Tom Jenkinson, who does business on Warp as Squarepusher, started releasing records in 1995. It wouldn’t be unfair to describe him as a fundamentally indie artist: fully himself, unlikely to have a radio hit, and immensely hard working. In his hands, the hypersonic breaks and jigsaw edits of drum and bass became expressions of fractal possibility rather than triggers for dancing. Turning the form into some variant of jazz wasn’t Jenkinson’s idea alone, but he’s stuck with it longer than almost anyone. His recent album Be Up A Hello recharged the sounds he made twenty-five years ago, and was even made with some of the same gear (including a Commodore computer). About half of the 2003 Squarepusher album Ultravisitor could be ported out onto any number of jazz labels, especially the delicate, almost madrigal instrumental “Andrei,” played on fretless bass and acoustic guitar. That kind of wide range adaptability is fairly representative of the 21st century Warp catalog.
Warp, home of the articulate machines, has actually signed a number of live bands. Battles, one of the best to ever combine the physicality of instrument-playing with the liberating jail of the sequencing grid, is maybe a logical choice. But Warp also has Gravenhurst, who might even be folk, and Squid, who are some version of rock, and Yves Tumor, who is maybe one of the last rock stars.

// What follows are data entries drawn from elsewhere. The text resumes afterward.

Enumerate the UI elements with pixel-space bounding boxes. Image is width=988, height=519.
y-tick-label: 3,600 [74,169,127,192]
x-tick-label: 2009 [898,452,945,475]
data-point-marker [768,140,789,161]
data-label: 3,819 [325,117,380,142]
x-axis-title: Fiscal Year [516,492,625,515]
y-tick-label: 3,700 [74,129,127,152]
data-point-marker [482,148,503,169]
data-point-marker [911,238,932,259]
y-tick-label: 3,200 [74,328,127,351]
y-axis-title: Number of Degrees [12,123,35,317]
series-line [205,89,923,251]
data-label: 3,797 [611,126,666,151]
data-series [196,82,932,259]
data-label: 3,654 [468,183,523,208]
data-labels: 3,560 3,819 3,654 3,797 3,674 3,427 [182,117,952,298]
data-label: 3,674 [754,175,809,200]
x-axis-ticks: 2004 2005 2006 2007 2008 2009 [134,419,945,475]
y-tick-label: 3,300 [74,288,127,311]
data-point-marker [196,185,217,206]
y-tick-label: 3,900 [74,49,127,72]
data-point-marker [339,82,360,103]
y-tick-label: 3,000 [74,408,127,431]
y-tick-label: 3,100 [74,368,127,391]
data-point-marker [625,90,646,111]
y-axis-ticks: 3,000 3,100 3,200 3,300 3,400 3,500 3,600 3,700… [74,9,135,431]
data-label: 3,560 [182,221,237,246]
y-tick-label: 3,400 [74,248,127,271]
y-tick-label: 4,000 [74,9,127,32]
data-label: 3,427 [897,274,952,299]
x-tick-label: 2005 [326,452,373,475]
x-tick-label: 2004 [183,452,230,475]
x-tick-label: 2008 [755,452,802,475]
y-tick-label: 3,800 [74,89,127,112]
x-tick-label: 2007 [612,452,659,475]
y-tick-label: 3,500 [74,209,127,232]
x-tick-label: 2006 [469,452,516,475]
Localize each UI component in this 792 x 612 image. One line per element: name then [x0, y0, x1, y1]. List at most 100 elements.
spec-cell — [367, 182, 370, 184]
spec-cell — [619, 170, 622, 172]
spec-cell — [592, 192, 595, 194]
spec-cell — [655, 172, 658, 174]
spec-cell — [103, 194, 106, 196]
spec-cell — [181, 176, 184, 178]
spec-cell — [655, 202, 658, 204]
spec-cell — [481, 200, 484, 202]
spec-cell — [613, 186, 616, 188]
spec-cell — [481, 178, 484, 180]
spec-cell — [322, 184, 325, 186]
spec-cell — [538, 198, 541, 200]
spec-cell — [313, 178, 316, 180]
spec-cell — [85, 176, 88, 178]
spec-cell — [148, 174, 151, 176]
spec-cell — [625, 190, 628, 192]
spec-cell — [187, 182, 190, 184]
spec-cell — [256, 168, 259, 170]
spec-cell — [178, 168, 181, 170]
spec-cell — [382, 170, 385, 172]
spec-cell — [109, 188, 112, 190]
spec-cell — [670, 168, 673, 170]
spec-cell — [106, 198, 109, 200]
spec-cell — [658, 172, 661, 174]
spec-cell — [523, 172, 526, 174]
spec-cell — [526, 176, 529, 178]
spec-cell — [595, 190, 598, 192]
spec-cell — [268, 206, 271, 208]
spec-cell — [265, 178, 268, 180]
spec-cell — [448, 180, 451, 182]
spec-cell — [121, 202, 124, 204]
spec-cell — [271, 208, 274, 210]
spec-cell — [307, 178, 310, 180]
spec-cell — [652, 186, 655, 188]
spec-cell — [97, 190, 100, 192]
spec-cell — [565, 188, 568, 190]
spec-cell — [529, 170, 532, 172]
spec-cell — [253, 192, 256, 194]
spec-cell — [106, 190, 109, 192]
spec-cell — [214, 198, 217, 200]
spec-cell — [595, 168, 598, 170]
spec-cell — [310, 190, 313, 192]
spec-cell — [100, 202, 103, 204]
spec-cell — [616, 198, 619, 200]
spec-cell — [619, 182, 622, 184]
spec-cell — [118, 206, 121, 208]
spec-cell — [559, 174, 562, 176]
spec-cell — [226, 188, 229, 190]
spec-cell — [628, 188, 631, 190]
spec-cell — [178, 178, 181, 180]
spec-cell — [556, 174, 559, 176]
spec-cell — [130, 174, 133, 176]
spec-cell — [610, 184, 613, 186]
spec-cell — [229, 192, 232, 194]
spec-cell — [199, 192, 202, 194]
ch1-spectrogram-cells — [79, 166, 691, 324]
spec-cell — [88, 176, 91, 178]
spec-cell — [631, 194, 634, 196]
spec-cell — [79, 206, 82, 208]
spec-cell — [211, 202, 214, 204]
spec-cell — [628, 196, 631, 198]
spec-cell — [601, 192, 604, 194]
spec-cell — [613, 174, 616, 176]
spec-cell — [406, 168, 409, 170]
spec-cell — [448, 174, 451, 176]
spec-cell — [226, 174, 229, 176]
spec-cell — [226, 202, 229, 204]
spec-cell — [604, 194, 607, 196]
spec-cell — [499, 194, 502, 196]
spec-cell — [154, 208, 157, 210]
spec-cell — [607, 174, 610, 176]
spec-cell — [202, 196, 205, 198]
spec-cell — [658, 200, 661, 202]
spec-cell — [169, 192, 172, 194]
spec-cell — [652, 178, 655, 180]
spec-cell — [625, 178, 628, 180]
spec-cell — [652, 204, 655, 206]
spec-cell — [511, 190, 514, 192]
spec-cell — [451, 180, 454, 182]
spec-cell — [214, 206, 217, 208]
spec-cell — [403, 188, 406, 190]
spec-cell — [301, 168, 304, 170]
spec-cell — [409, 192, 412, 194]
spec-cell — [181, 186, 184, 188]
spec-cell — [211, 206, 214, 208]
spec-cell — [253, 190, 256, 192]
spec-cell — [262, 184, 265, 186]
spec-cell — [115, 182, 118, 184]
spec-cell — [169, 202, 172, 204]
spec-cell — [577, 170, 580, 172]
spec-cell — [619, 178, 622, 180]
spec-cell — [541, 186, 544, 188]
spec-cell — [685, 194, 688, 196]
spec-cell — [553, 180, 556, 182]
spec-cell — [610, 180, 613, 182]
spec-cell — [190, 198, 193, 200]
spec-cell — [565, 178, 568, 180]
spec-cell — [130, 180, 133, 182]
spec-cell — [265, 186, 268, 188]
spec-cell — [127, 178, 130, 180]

What feels most relevant about Warp is their old school, 60s major/80s indie sense of loyalty. Think of Atlantic or Blue Note or 70s Columbia, where artists would be signed and go through multiple flop eras and still have a contract. My favorite recent Warp moments are from Aphex Twin (a rollicking live show in Brooklyn) and Autechre (Sign and Plus, a pair of transcendent albums). Maybe that’s just the luck of the draw, but I’d posit that having a label stick with you no matter what is more or less the point of labels, a genre agnostic observation.